Data from Coinglass reveals that crypto market liquidations today reached a staggering $1.68 billion within a 24-hour window. Long positions bore the brunt of the devastation, accounting for nearly 93% of the wiped-out capital. Traders who had levered up in anticipation of a post-expiry relief rally found themselves trapped, as the price action mercilessly hunted stop-loss liquidity zones.
Long Squeeze Decimates Bullish Bets
The speed of the drop left little room for exit strategies. Over 270,000 traders were liquidated, with the largest single liquidation order occurring on Binance for a value of $12.5 million. This "long squeeze" effectively reset open interest to levels not seen since late 2025, flushing out excessive leverage and potentially setting the stage for a period of accumulation—though fear remains the dominant sentiment.
Spot Bitcoin ETF Outflows & Fed Rate Pause
Compounding the derivatives drama was a stark retreat by institutional investors. U.S. spot Bitcoin ETF outflows surged to over $817 million on Thursday alone, signaling a abrupt "risk-off" shift among traditional finance allocators. BlackRock’s IBIT and Fidelity’s FBTC, typically bastions of inflow consistency, saw significant redemptions as the broader equity markets wobbled.
This institutional cold feet coincides directly with the Federal Reserve's decision to pause interest rate cuts earlier this week. By holding the benchmark rate steady at 3.50%-3.75%, the Fed defied market hopes for continued easing. The "higher for longer" narrative has resurfaced, strengthening the dollar and creating a headwind for scarce assets like Bitcoin and Gold. With the cost of capital remaining elevated, the appetite for risk assets has temporarily evaporated.
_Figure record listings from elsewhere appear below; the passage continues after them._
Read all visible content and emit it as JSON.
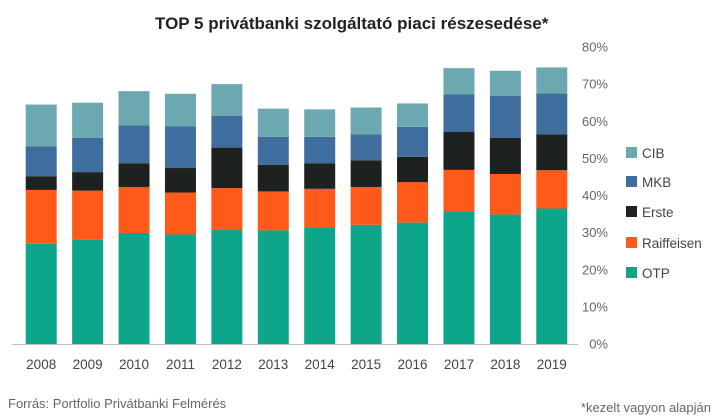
{
  "chart_data": {
    "type": "bar",
    "stacked": true,
    "title": "TOP 5 privátbanki szolgáltató piaci részesedése*",
    "source": "Forrás: Portfolio Privátbanki Felmérés",
    "footnote": "*kezelt vagyon alapján",
    "categories": [
      "2008",
      "2009",
      "2010",
      "2011",
      "2012",
      "2013",
      "2014",
      "2015",
      "2016",
      "2017",
      "2018",
      "2019"
    ],
    "ylim": [
      0,
      80
    ],
    "yticks": [
      0,
      10,
      20,
      30,
      40,
      50,
      60,
      70,
      80
    ],
    "ytick_labels": [
      "0%",
      "10%",
      "20%",
      "30%",
      "40%",
      "50%",
      "60%",
      "70%",
      "80%"
    ],
    "y_axis_position": "right",
    "grid": false,
    "legend_position": "right",
    "series": [
      {
        "name": "OTP",
        "color": "#0ea68a",
        "values": [
          27.0,
          28.2,
          29.9,
          29.5,
          30.7,
          30.6,
          31.5,
          32.1,
          32.7,
          35.7,
          34.9,
          36.5
        ]
      },
      {
        "name": "Raiffeisen",
        "color": "#ff5a1a",
        "values": [
          14.5,
          13.1,
          12.4,
          11.3,
          11.3,
          10.5,
          10.3,
          10.2,
          10.9,
          11.2,
          10.9,
          10.3
        ]
      },
      {
        "name": "Erste",
        "color": "#1d211f",
        "values": [
          3.7,
          5.0,
          6.4,
          6.6,
          10.9,
          7.2,
          6.9,
          7.2,
          6.8,
          10.2,
          9.7,
          9.7
        ]
      },
      {
        "name": "MKB",
        "color": "#3f6e9e",
        "values": [
          8.0,
          9.2,
          10.2,
          11.2,
          8.6,
          7.5,
          7.1,
          7.0,
          8.1,
          10.1,
          11.4,
          11.0
        ]
      },
      {
        "name": "CIB",
        "color": "#6ba8b0",
        "values": [
          11.3,
          9.5,
          9.2,
          8.8,
          8.5,
          7.6,
          7.4,
          7.2,
          6.3,
          7.1,
          6.7,
          7.0
        ]
      }
    ],
    "legend_order": [
      "CIB",
      "MKB",
      "Erste",
      "Raiffeisen",
      "OTP"
    ]
  }
}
Ethereum Plunges Below Critical Support
The carnage wasn't confined to Bitcoin. Ethereum price drop today headlines are equally grim, with the second-largest cryptocurrency crashing through the psychological $2,800 support level to trade near $2,680. ETH's weakness was exacerbated by its own options expiry and $74 million in outflows from Ethereum-linked ETFs.
The ETH/BTC ratio has hit a multi-year low, suggesting that capital is fleeing altcoins faster than Bitcoin during this correction. Other major assets, including Solana (SOL) and XRP, posted double-digit percentage losses, confirming a broad-based market capitulation. The total crypto market cap shed nearly $150 billion in less than 48 hours, falling back below the $3 trillion mark.
Bitcoin Price Support Levels to Watch
As the dust settles on the BTC options expiry January 30, technical analysts are scrambling to identify the floor. The immediate focus is now on the $80,000 psychological defense line. A sustained break below this level could open the floodgates for a test of the $75,000 region, a zone rich with historical liquidity.
Conversely, for any bullish reversal to gain traction, Bitcoin needs to reclaim the $85,000 level decisively. Momentum indicators like the RSI have dipped into oversold territory, which often precedes a reflexive bounce. However, without a catalyst such as renewed ETF inflows or a dovish pivot from the Fed, any recovery may be met with selling pressure from trapped bulls looking to exit at break-even.
Investors are now eyeing the upcoming weekend trading sessions with extreme caution. Historically, weekends following massive liquidation events are characterized by low liquidity and high volatility, making crypto market news 2026 a rapidly evolving landscape.